If you cannot come to an agreement with your child's other parent, and you need the court's help in establishing the custodial parent in Texas, file a petition to start a custody case. The only requirement is that the child has lived in Texas for at least the previous six months or that Texas was the child’s home state, and the child has been gone less than six months. To start the process, complete a Petition in Suit Affecting the Parent-Child Relationship form, which is available online at or from the district clerk's office in the county where you intend to file your case. At the time of filing, you generally must pay a filing fee to the court, which varies by county. Ask the district clerk's office what fee is due.

Texas Parenting Plans

Every case that goes to court involving children in Texas requires a parenting plan. Upon approval by the court, this forms part of the final order. The plan must set out all rights and duties of a parent or a person acting as a parent in relation to the child and the periods of possession of and access to the child. It also provides for child support and promotes the development of a close and continuing relationship between each parent and the child.

Depending on the circumstances of the case, the court may appoint a parenting coordinator or a parenting facilitator to assist with the parenting plan and to help reduce conflict between the parents. Parenting coordinators and parenting facilitators have similar roles, but the main difference is that a parenting coordinator's work is confidential, meaning that he cannot testify about what happens during sessions with families. On the other hand, parenting facilitators can be asked to testify about their work with families, because they do not have a duty of confidentiality. Parties may also participate in mediation, either voluntarily or as directed by the court, to help them reach an agreement. This often avoids the need for a full trial to determine custody and visitation arrangements.

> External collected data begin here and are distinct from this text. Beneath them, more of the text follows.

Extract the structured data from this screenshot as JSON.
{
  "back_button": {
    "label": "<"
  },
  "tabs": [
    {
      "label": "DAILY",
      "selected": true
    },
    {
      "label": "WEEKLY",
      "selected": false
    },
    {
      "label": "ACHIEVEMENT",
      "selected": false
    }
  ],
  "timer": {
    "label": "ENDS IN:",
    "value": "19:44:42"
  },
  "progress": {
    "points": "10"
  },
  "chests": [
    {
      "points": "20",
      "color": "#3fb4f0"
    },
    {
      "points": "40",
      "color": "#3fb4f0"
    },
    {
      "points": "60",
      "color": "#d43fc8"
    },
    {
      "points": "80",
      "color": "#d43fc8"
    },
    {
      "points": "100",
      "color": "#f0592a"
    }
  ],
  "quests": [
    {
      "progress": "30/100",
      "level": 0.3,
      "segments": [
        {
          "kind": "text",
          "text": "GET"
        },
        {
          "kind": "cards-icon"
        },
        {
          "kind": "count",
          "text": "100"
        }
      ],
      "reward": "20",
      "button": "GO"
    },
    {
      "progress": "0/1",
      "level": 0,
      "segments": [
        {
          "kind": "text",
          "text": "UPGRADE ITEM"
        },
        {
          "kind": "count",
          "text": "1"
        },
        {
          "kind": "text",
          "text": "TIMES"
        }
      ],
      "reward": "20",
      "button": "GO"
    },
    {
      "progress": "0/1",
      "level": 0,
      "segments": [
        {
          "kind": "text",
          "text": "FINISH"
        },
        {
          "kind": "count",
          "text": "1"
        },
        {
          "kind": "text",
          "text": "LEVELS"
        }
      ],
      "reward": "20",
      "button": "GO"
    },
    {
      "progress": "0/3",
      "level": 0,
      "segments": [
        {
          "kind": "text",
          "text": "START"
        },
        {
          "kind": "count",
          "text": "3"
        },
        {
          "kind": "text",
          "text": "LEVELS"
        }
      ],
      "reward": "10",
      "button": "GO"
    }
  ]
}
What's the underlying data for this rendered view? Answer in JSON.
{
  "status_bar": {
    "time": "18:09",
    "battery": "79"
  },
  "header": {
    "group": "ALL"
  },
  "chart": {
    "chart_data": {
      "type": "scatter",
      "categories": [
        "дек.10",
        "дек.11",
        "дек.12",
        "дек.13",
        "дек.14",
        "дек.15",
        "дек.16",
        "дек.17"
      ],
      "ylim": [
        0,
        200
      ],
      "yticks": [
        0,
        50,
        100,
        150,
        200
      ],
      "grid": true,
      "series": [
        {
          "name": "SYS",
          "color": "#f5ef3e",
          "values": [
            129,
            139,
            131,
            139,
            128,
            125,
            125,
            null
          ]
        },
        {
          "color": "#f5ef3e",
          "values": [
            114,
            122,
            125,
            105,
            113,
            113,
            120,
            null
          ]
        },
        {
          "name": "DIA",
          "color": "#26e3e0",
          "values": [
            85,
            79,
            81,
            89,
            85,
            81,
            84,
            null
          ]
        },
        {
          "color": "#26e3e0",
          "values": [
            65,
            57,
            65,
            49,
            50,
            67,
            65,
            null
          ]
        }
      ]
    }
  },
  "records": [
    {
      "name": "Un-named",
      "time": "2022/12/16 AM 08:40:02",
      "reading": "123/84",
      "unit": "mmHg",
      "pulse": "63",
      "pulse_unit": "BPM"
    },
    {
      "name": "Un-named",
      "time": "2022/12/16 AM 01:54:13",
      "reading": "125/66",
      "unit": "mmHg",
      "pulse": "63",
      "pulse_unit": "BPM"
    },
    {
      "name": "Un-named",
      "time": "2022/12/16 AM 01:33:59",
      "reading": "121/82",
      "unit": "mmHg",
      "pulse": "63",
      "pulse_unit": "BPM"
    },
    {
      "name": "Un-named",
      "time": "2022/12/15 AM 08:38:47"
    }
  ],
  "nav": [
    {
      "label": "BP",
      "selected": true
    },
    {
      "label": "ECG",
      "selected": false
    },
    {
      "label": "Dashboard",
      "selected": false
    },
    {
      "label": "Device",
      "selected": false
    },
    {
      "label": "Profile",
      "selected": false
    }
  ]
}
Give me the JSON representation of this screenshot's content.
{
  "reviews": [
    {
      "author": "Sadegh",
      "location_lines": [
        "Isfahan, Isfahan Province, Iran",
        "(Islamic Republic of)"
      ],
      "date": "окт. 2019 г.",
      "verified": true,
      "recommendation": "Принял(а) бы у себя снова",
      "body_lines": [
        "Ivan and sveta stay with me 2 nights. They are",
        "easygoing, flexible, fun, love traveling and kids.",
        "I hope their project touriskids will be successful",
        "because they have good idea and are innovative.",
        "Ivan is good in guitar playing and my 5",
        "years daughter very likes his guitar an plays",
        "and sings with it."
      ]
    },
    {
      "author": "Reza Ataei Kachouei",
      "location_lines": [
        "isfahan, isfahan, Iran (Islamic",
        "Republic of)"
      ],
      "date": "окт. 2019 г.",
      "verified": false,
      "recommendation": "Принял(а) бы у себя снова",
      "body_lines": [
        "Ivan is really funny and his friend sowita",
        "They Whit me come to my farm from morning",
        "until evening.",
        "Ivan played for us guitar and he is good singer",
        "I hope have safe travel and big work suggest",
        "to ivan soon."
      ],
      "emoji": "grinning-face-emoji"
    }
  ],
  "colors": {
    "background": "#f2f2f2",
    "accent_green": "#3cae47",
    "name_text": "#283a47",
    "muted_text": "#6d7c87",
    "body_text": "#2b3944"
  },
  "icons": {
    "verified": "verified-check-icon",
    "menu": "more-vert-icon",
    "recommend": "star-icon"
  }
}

Modifying Custody in Texas

An existing conservatorship order may be modified in Texas by the court that made the initial custody decision if it is in the best interest of the child and both parents agree to the modification. In the absence of an agreement, modification may be considered by the court if the child is 12 years or older and tells the court he wants to live with the other parent. The court may modify an existing custody order if a parent can show that there has been a significant change in circumstances since the original order. This may be shown in a number of ways.

In order to get additional custody and/or visitation time with your child, you must prove to the court that you are an integral part of the child's life. For example, you can show the court that you exercise regular visitation, that you regularly take your child to extra-curricular activities, that you care for your child on a daily basis, and that you are stable and competent to live with your child for longer periods of time.

Grandparents' Rights in Texas

Under Texas law, grandparents do not have automatic rights to custody and/or visitation. However, if they meet certain statutory requirements, a grandparent can file a petition with the court for custody or visitation. In Texas, a court can authorize grandparent visitation of a grandchild if doing so is in the child's best interest and one of these circumstances applies:

  • The parents are divorced.
  • The parent abused or neglected the child.
  • The parent has been incarcerated, found incompetent or died.
  • A court order has terminated the parent-child relationship.
  • The child has lived with the grandparent for at least six months. 

A grandparent in Texas may seek conservatorship of a grandchild if the child lives with her.